The permanent exhibition Cosmos Klee. The collection offers visitors a chronological overview of Klee's artistic oeuvre and presents around seventy works as well as biographical material and archive items, which are changed regularly. In one room, smaller focus exhibitions with a thematic reference to Paul Klee and his work are shown.
FOCUS: Hamed Abdalla (1917-1985)
The Egyptian artist Hamed Abdalla (1917-1985) was a pioneer of Egyptian modernism. He lived in Europe from the 1950s onwards. This exhibition is the first to be dedicated to him in Switzerland. He worked intensively with Paul Klee and experimented with various techniques. Arabic calligraphy was a central starting point. As an artist of the Hurufiyya movement, which developed new artistic possibilities from the Arabic alphabet, he invented his own "creative words" in which he mixed abstraction and human forms.

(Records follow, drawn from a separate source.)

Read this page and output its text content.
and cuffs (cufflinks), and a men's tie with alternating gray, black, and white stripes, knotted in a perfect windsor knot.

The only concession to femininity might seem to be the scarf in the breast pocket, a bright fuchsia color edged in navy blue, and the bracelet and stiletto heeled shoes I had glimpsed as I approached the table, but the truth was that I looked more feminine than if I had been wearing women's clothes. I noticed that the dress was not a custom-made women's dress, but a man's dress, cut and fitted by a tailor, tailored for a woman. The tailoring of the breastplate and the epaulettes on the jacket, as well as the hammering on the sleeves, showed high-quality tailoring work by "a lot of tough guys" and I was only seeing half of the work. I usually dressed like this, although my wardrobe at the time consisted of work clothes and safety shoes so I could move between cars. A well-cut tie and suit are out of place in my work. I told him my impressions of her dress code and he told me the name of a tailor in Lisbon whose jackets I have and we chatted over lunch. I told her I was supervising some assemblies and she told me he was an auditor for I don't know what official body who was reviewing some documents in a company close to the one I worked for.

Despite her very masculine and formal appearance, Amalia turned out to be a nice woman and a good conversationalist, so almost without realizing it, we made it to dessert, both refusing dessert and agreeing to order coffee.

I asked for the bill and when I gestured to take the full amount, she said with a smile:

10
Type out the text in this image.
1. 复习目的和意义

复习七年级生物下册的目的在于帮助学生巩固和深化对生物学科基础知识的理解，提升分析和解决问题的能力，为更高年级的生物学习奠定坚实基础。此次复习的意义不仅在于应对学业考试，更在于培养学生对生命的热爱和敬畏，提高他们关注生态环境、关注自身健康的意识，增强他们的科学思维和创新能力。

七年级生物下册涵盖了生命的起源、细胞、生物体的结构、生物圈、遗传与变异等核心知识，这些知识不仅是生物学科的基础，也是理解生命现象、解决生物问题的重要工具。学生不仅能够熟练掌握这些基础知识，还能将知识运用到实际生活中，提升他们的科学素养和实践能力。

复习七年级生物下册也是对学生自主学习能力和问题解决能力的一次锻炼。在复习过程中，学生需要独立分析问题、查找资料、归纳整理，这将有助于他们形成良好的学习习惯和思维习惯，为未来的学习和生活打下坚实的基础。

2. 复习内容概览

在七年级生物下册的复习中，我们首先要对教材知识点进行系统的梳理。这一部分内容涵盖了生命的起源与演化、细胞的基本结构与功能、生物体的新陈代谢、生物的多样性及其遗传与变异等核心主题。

January 27 to May 26, 2024
FOCUS: Sarah Morris. All Systems Fail
Originally British and now based in New York, painter and filmmaker Sarah Morris (*1967) combines abstract painting with questions of modernity and power in her work.Morris is interested in the systems that permeate our lives in modern society and how these manifest themselves in different cities and cultural contexts - from the architecture of large corporations to transportation and digital infrastructure. The exhibition offers a comprehensive overview of the artist's work, including her filmic oeuvre. The 15 films, which will be shown in cinema boxes in the exhibition, are dedicated to the dynamics of global metropolises such as Los Angeles or Beijing and merge with the paintings to form an artistic unit.
March 29 to August 4, 2024
Paul Klee's art and visual thinking were influential for numerous architects. Many acquired one or more works by the artist. Mies van der Rohe owned the largest collection. Lina Bo Bardi and Aldo van Eyck acquired one of Paul Klee's many imaginary architectural representations, a selection of which is presented in the exhibition. Carlo Scarpa designed the Klee exhibition at the Venice Biennale in 1948 and subsequently adopted Paul Klee's artistic compositional principles. The post-war generation of architects, including Aldo Rossi and the Swiss architect Lisbeth Sachs, also began to study Klee's writings and were particularly interested in Klee's process-oriented work. Organic forms in nature became a central reference for her designs and dissolved the rectangular strictness. A special focus is placed on the works of Lisbeth Sachs, who has been little known to date.